A Epitope mapping membrane (15mer oligopeptide, 3 aminoacid overlap) stained with mouse serum (1∶400). The bound mouse antibodies were detected with goat anti-mouse IgG Fc specific AP conjugated (1∶2000). The stained Crf2 specific epitope was marked with a square. B Aligment of Crf1, Crf2 and Asp f9. The recognized epitopes of Crf1 and Crf2 are marked in red (the shorter polypeptide Asp f9 is shown for comparison, Asp f16 is not shown due to a frameshift resulting in a divergent amino acid sequence compared to Crf1, Crf2 and Asp f9).

Figure 4. Schematic overview about of the construction of macaque immune libraries, selection and screening of antibodies.

Figure 5. Immunoblot of the Hyperphage packaged macaque library.

1×10⁹ or 5×10⁹ scFv phage particles or 1×10⁹ Hyperphage particles per lane were separated on a reducing 10% SDS-PAGE, followed by Western blot and detection of wildtype pIII or scFv::pIII fusion using mouse mAb anti-pIII (1∶2000) and goat anti-mouse HRP (1∶5,000).

Figure 6. Fluorescence microscopy using anti-Crf2 scFv-Fc fusion proteins.

A Binding of anti-Crf2 scFv-Fc fusion proteins to A. fumigatus (left panel brightfield, right panel FITC). B Binding of MS112-IIB1 to different Aspergillus strains (A. fumigatus, A. nidulans, A. terreus, A. flavus, A. clavatus) and Candida albicans. The staining was performed using 2 µg/mL scFv-Fc fusion protein and goat anti-human IgG (Fc specific) conjugated with Alexa 488 (1∶500).

Figure 7. Analysis of the antigen binding by titration ELISA to analyse the binding of the anti-Crf2 scFvs to differently immobilized recombinant Crf2.

400 ng biotinylated Crf2 was immobilized on streptavidin microtitre plate to keep the native folding (A) or directly coated onto Maxisorp plates resulting in partial denaturation of Crf2 (B).

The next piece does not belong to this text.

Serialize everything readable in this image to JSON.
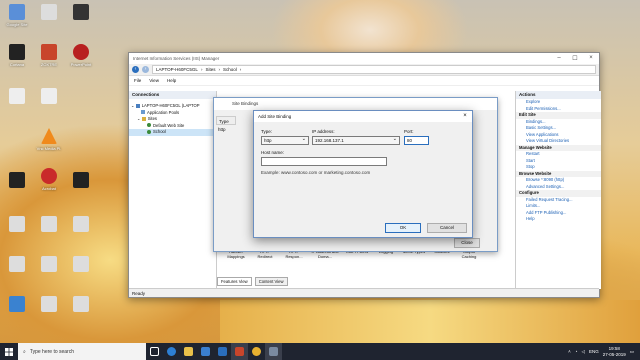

A dilution series of scFvs were used for Crf2 detection. The bound scFvs were detected with mouse anti-myc (1∶1,000) and goat anti-mouse IgG (Fab specific) HRP conjugate (1∶10,000).

Figure 8. Determination of the affinity of the anti-Crf2 scFvs by surface plasmon resonance.

SPR analyses of scFv MS130i-IIIC3 (A), scFv MS130i-IIIG3 (B).

Figure 9. Analysis of the anti-Crf2 scFv stability by titration ELISA.

Antigen: 400 ng biotinylated Crf2 coated on streptavidin microtitre plates. ScFvs were incubated in PBS (A), human serum (B) and inactivated human serum (C) for 0 to 27 days at 37°C and used for Crf2 detection. The scFvs were detected with mouse anti-myc (1∶1,000) and goat anti-mouse IgG HRP conjugated (1∶10,000).

Figure 10. Detection of recombinant biotinylated Crf2 in human serum using anti-Crf2 scFvs.

400 ng anti-Crf2 scFvs were coated for capturing. Human serum was spiked with a dilution series of recombinant Crf2. The bound Crf2 was detected with 100 µL streptavidin HRP conjugate (1 µg/mL).